I didn't call them liars - did I - I just said I have never seen it. This guy I knew, and ex VB - SQL programmer, moved to VFP, and had those problems - but it was an over reliance on selects and table buffering that caused his failures.


>
>You also then go on to mention mom and pop shops despite the fact I specifically stated the problem is when you have hundreds or thousands of employees using the system and not just a handful of employees you can trust. I've got many VFP installs running without SQL Server in smaller environments with no problems. I'm talking ONLY about corporate markets where you simply can't trust all the employees.
>
To me mom and pop can be a billion dollar a year company with over a hundred employees. Those corporate markets that have employees that sabotage their systems should fire their IT departmant managers and HR. If you think about many IT managers were disgruntled underperforming benchies that ear-whispered their way to top of IT.

There is a term - in Wired Magazine, "the crappy guy syndrome". IT managers tend to hire people less proficient than they are to help assure they don't lose their job.

>Also I resent strongly the implication that moving companies to SQL Server has anything to do with selfish motives and that I'm making these stories up to sell SQL to a company somewhere. I can personally provide references of dozens of companies still using VFP only backends that I have made.
>
I wasn't attacking you - was I?:-)

>You are also showing an extreme lack of respect for everyone in this forum working with VFP and MS SQL. What 'expertise' do you have to call MS SQL a "over-priced, clunky solution"? If you have ZERO security requirements and it's a mom and pop shop, then why would you need a full time IT Manager anyway? I don't know of too many companies with 5 employees that need a full time IT manager!
>
I am working two projects right now that have some SQL requirements. 5 employee companies can't afford me.


>Your style make work fine in mom and pop but I doubt too many corporations would be happy with you kicking hundreds of employees out of a computer system so you can rebuild an index or add a simple field to a table? Or worse have a table get corrupted at 4PM in the afternoon and lose hundreds of hours worth of labor. PLEASE don't tell me this doesn't happen because it does! I've used VFP in the most extreme conditions far past where it should be used so you may as well give up on lecturing me on this topic. Just two weeks ago I had an index in a 4 million record production planning table go bad late in the after noon. The only resolution was to kick out about 10 employees of the system to rebuild the index.
>
Maybe I'm just lucky - there are a lot of servers on the internet serving FP2.6 data with no problem.
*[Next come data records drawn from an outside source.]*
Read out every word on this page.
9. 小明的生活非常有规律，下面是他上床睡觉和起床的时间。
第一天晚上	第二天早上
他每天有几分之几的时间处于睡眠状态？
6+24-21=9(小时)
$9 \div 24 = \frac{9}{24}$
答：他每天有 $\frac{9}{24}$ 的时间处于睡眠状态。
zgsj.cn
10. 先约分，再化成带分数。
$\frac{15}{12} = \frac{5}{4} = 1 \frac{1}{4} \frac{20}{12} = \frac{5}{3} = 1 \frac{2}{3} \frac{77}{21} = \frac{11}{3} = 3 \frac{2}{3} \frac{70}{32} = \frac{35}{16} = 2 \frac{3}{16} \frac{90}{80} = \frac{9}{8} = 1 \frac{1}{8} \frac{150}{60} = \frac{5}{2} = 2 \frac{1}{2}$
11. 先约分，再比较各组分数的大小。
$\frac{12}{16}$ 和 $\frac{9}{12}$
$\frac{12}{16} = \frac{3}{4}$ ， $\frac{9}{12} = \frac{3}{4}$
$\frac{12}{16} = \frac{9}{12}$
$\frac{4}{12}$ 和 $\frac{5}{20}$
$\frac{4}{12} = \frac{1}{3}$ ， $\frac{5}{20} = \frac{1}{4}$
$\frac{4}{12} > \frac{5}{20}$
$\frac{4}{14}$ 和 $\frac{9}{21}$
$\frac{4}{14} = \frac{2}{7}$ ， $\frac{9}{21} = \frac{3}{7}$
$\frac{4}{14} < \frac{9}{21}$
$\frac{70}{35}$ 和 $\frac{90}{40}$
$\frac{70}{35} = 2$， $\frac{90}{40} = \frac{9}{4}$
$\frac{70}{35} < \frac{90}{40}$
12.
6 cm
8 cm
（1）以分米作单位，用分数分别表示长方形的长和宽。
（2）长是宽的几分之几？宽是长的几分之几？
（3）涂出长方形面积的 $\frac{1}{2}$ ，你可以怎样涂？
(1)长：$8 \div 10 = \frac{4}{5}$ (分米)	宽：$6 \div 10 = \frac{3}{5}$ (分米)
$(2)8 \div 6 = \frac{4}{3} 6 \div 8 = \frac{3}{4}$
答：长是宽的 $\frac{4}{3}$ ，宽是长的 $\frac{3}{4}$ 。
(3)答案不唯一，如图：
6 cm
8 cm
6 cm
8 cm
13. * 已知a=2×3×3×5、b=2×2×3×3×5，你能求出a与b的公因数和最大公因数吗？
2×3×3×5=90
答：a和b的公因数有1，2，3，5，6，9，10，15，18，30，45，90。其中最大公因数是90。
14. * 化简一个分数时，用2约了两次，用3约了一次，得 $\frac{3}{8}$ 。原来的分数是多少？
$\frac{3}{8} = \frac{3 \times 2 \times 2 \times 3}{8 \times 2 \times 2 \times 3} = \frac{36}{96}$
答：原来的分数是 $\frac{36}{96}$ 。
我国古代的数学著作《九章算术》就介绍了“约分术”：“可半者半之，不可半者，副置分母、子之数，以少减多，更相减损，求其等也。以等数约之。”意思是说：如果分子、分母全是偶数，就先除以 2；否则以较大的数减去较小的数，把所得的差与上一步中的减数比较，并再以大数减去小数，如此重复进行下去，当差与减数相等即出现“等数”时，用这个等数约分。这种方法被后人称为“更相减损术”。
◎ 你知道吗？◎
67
Have you ever seen the Donkey Lady?:-)

>
>I think you and John Peterson need to go fight it out about VFP because both of you carry extreme opposite view points on the issue. You believe that every installation can endure the security holes in VFP backend while John thinks that VFP is useless and obsolete. The truth, as most everyone on this forum knows, is somewhere in between.

I already won the battle with JVP! I need new challenges!
>
>Greg
>
>
>>I've heard this security argument before regarding some disgruntled employee with super-power user skills sneaking in and messing up data becuase he got fired!
>>
>>I've heard that so many times it makes my brain itch. If it gets you work and it sells SQL - and thats what you need to do - the press on.
>>
>>It has never happened - every time this story floats - it's always in the hypothetical. It's BS, and you should know it:-) It's like the Donkey women in Laredo - everybody talks about her - but no one has seen her!
>>
>>It's "could be myth" to sell over priced - clunky solutions using fear tactics. I guess that's the environment we're in today. Most damage comes from the outside - not in-house. If I were an IT manager, and some consultant sang that song for my little mom and pop - I would laugh him out of the office:-)
>>
>>>>The tool does not build robust applications, the developer does.